Embodying popular culture and consumerism, whilst responding to the social and political unrest of the time, Pop Art embraced comic strip and graphic imagery on a large scale, with plenty of humour and wit thrown in. Think Lichtenstein’s Whaam!, Warhol’s Campbell’s Soup Cans and his colourful depictions of iconic figures such as Marilyn Monroe.
How to get the look
Although many aspects of Pop Art can be applied to interiors, comic strip and graphic imagery remain a popular choice and can easily be incorporated into your room design. Here’s how.
If you’re not keen to have Pop Art imagery emblazoned on your wall, then borrowing from the art movement’s colours will give you a wide and varied palette to work with. Combine bright, bold colours, such as bubble gum pink, neon orange and vibrant green with primary colours and contrasting hues to recreate the look. But don’t forget to balance your design with plenty of white.

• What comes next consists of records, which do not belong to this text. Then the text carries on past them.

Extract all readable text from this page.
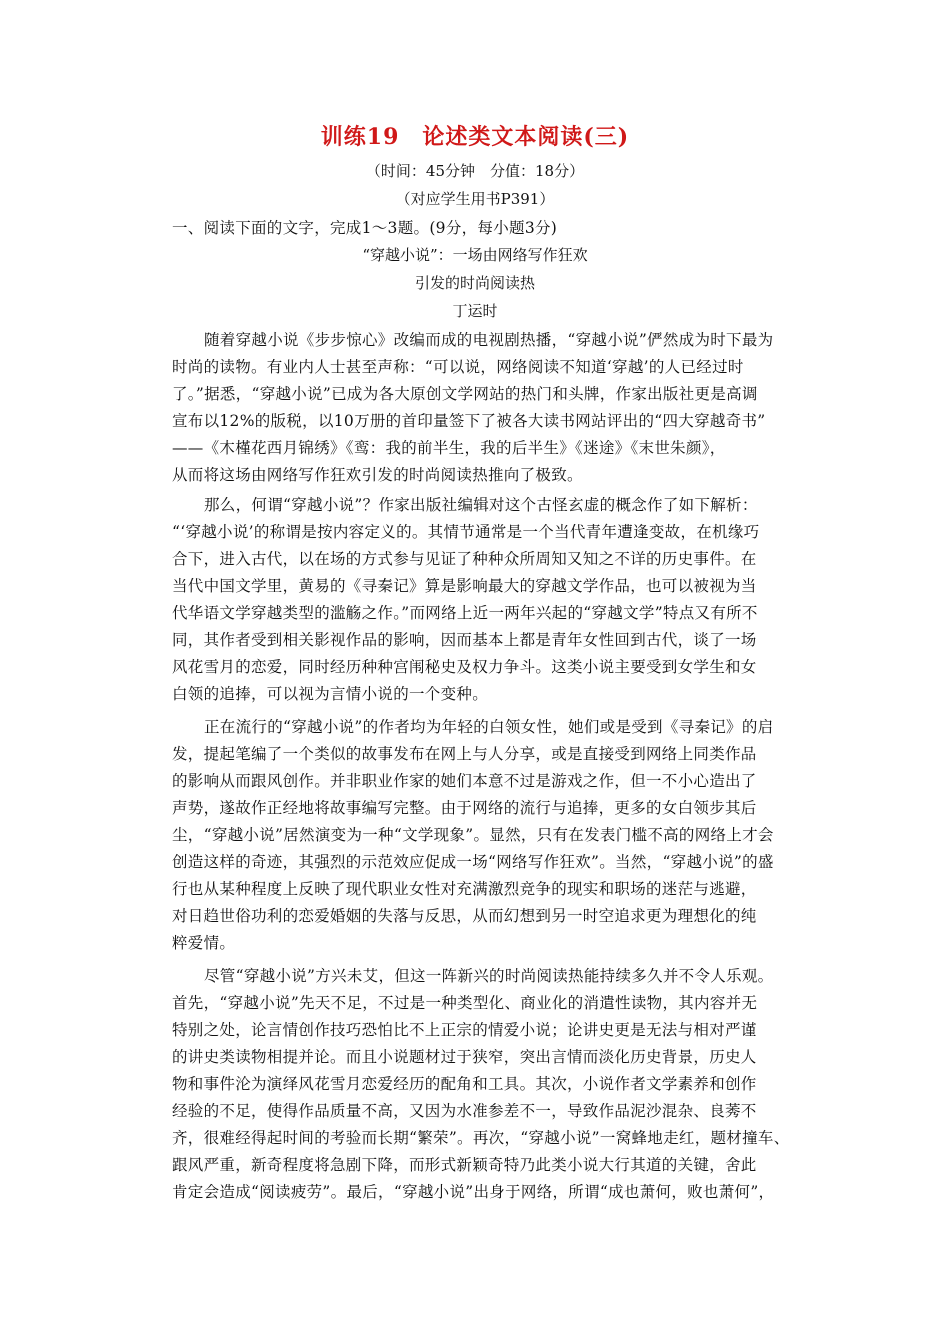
训练19　论述类文本阅读(三)
（时间：45分钟　分值：18分）
（对应学生用书P391）
一、阅读下面的文字，完成1～3题。(9分，每小题3分)
“穿越小说”：一场由网络写作狂欢
引发的时尚阅读热
丁运时
随着穿越小说《步步惊心》改编而成的电视剧热播，“穿越小说”俨然成为时下最为
时尚的读物。有业内人士甚至声称：“可以说，网络阅读不知道‘穿越’的人已经过时
了。”据悉，“穿越小说”已成为各大原创文学网站的热门和头牌，作家出版社更是高调
宣布以12%的版税，以10万册的首印量签下了被各大读书网站评出的“四大穿越奇书”
——《木槿花西月锦绣》《鸾：我的前半生，我的后半生》《迷途》《末世朱颜》，
从而将这场由网络写作狂欢引发的时尚阅读热推向了极致。
那么，何谓“穿越小说”？作家出版社编辑对这个古怪玄虚的概念作了如下解析：
“‘穿越小说’的称谓是按内容定义的。其情节通常是一个当代青年遭逢变故，在机缘巧
合下，进入古代，以在场的方式参与见证了种种众所周知又知之不详的历史事件。在
当代中国文学里，黄易的《寻秦记》算是影响最大的穿越文学作品，也可以被视为当
代华语文学穿越类型的滥觞之作。”而网络上近一两年兴起的“穿越文学”特点又有所不
同，其作者受到相关影视作品的影响，因而基本上都是青年女性回到古代，谈了一场
风花雪月的恋爱，同时经历种种宫闱秘史及权力争斗。这类小说主要受到女学生和女
白领的追捧，可以视为言情小说的一个变种。
正在流行的“穿越小说”的作者均为年轻的白领女性，她们或是受到《寻秦记》的启
发，提起笔编了一个类似的故事发布在网上与人分享，或是直接受到网络上同类作品
的影响从而跟风创作。并非职业作家的她们本意不过是游戏之作，但一不小心造出了
声势，遂故作正经地将故事编写完整。由于网络的流行与追捧，更多的女白领步其后
尘，“穿越小说”居然演变为一种“文学现象”。显然，只有在发表门槛不高的网络上才会
创造这样的奇迹，其强烈的示范效应促成一场“网络写作狂欢”。当然，“穿越小说”的盛
行也从某种程度上反映了现代职业女性对充满激烈竞争的现实和职场的迷茫与逃避，
对日趋世俗功利的恋爱婚姻的失落与反思，从而幻想到另一时空追求更为理想化的纯
粹爱情。
尽管“穿越小说”方兴未艾，但这一阵新兴的时尚阅读热能持续多久并不令人乐观。
首先，“穿越小说”先天不足，不过是一种类型化、商业化的消遣性读物，其内容并无
特别之处，论言情创作技巧恐怕比不上正宗的情爱小说；论讲史更是无法与相对严谨
的讲史类读物相提并论。而且小说题材过于狭窄，突出言情而淡化历史背景，历史人
物和事件沦为演绎风花雪月恋爱经历的配角和工具。其次，小说作者文学素养和创作
经验的不足，使得作品质量不高，又因为水准参差不一，导致作品泥沙混杂、良莠不
齐，很难经得起时间的考验而长期“繁荣”。再次，“穿越小说”一窝蜂地走红，题材撞车、
跟风严重，新奇程度将急剧下降，而形式新颖奇特乃此类小说大行其道的关键，舍此
肯定会造成“阅读疲劳”。最后，“穿越小说”出身于网络，所谓“成也萧何，败也萧何”，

Using wall decals and wallpaper
If you want instant Pop Art appeal on a large scale, then Lichtenstein inspired comic strip imagery is widely available as wall decals and wallpaper. Not only does this allow you to cover a vast area and highlight a statement wall, but also create maximum impact with your design.
Teenage angst has never felt so real with this wall decal, making it perfect for your teenager’s bedroom.

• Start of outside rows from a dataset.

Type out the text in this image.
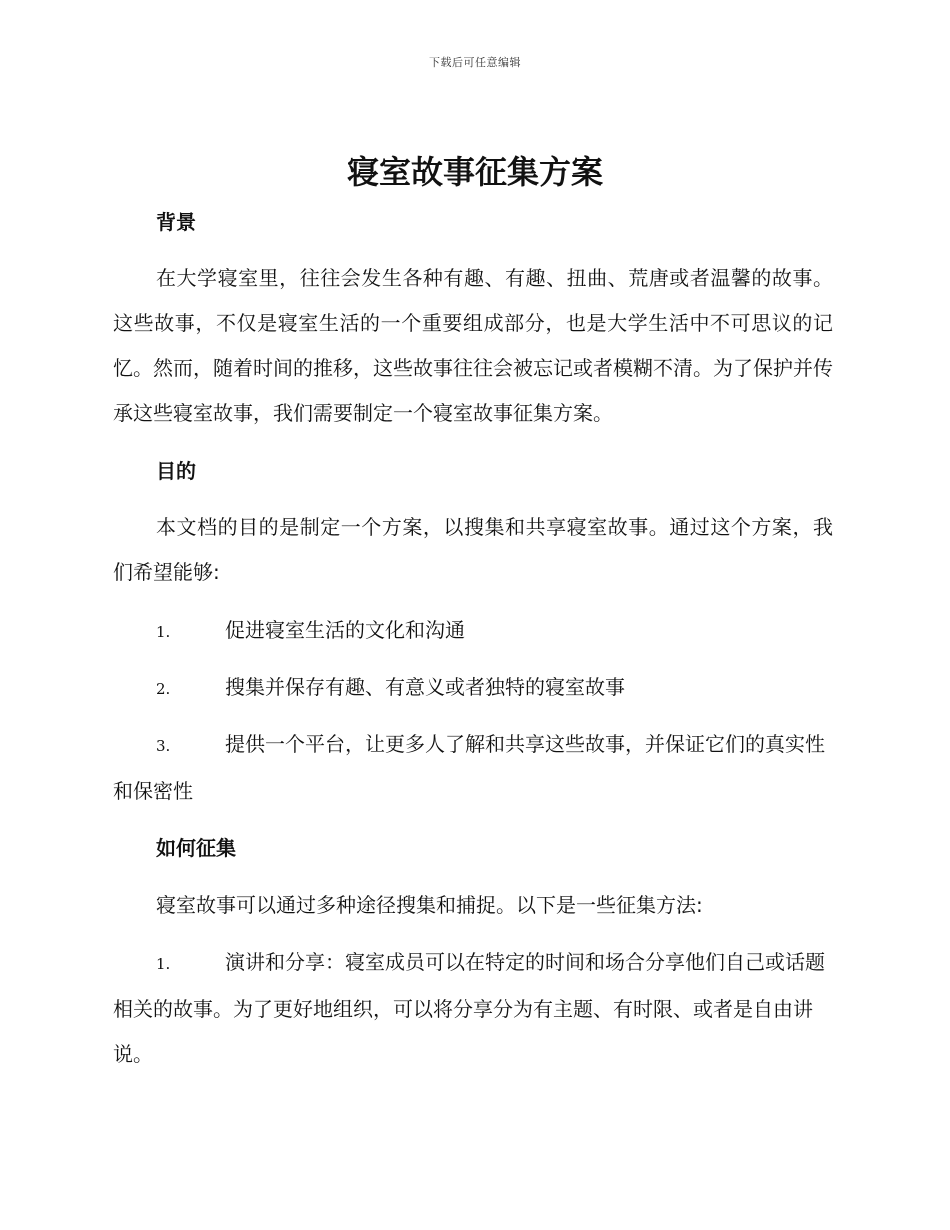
下载后可任意编辑
寝室故事征集方案
背景

在大学寝室里，往往会发生各种有趣、有趣、扭曲、荒唐或者温馨的故事。这些故事，不仅是寝室生活的一个重要组成部分，也是大学生活中不可思议的记忆。然而，随着时间的推移，这些故事往往会被忘记或者模糊不清。为了保护并传承这些寝室故事，我们需要制定一个寝室故事征集方案。

目的

本文档的目的是制定一个方案，以搜集和共享寝室故事。通过这个方案，我们希望能够:

1.	促进寝室生活的文化和沟通
2.	搜集并保存有趣、有意义或者独特的寝室故事
3.	提供一个平台，让更多人了解和共享这些故事，并保证它们的真实性和保密性
如何征集

寝室故事可以通过多种途径搜集和捕捉。以下是一些征集方法:

1.	演讲和分享：寝室成员可以在特定的时间和场合分享他们自己或话题相关的故事。为了更好地组织，可以将分享分为有主题、有时限、或者是自由讲说。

Comic strip imagery on a large scale gives you licence to go bold with colour and add contrast with plenty of white.
This wallpaper can be personalised with your own quote, bringing the trend bang up to date.
Artwork inspired by the art movement allows you to bring a little or a lot of Pop Art into your design. Keep it understated with a nod to the trend or go bold with artwork and a colour palette that blatantly shouts Pop Art.
Fun, flirty and of course extremely practical, furniture can reference Pop Art in the literal sense or just reflect the era.
A subtler way to incorporate Pop Art into your interiors is through pattern. Dots, spots, stripes and graphic shapes and patterns all feature heavily and can be emulated with wallpaper, rugs and other furnishings.
From a distance this wallpaper looks similar to the gradient used in comics to create shading, but the pattern is in fact made up of black and white triangles.
And finally, a monochrome striped rug brings a subtle sense of Pop Art style without the need for a hectic colour palette.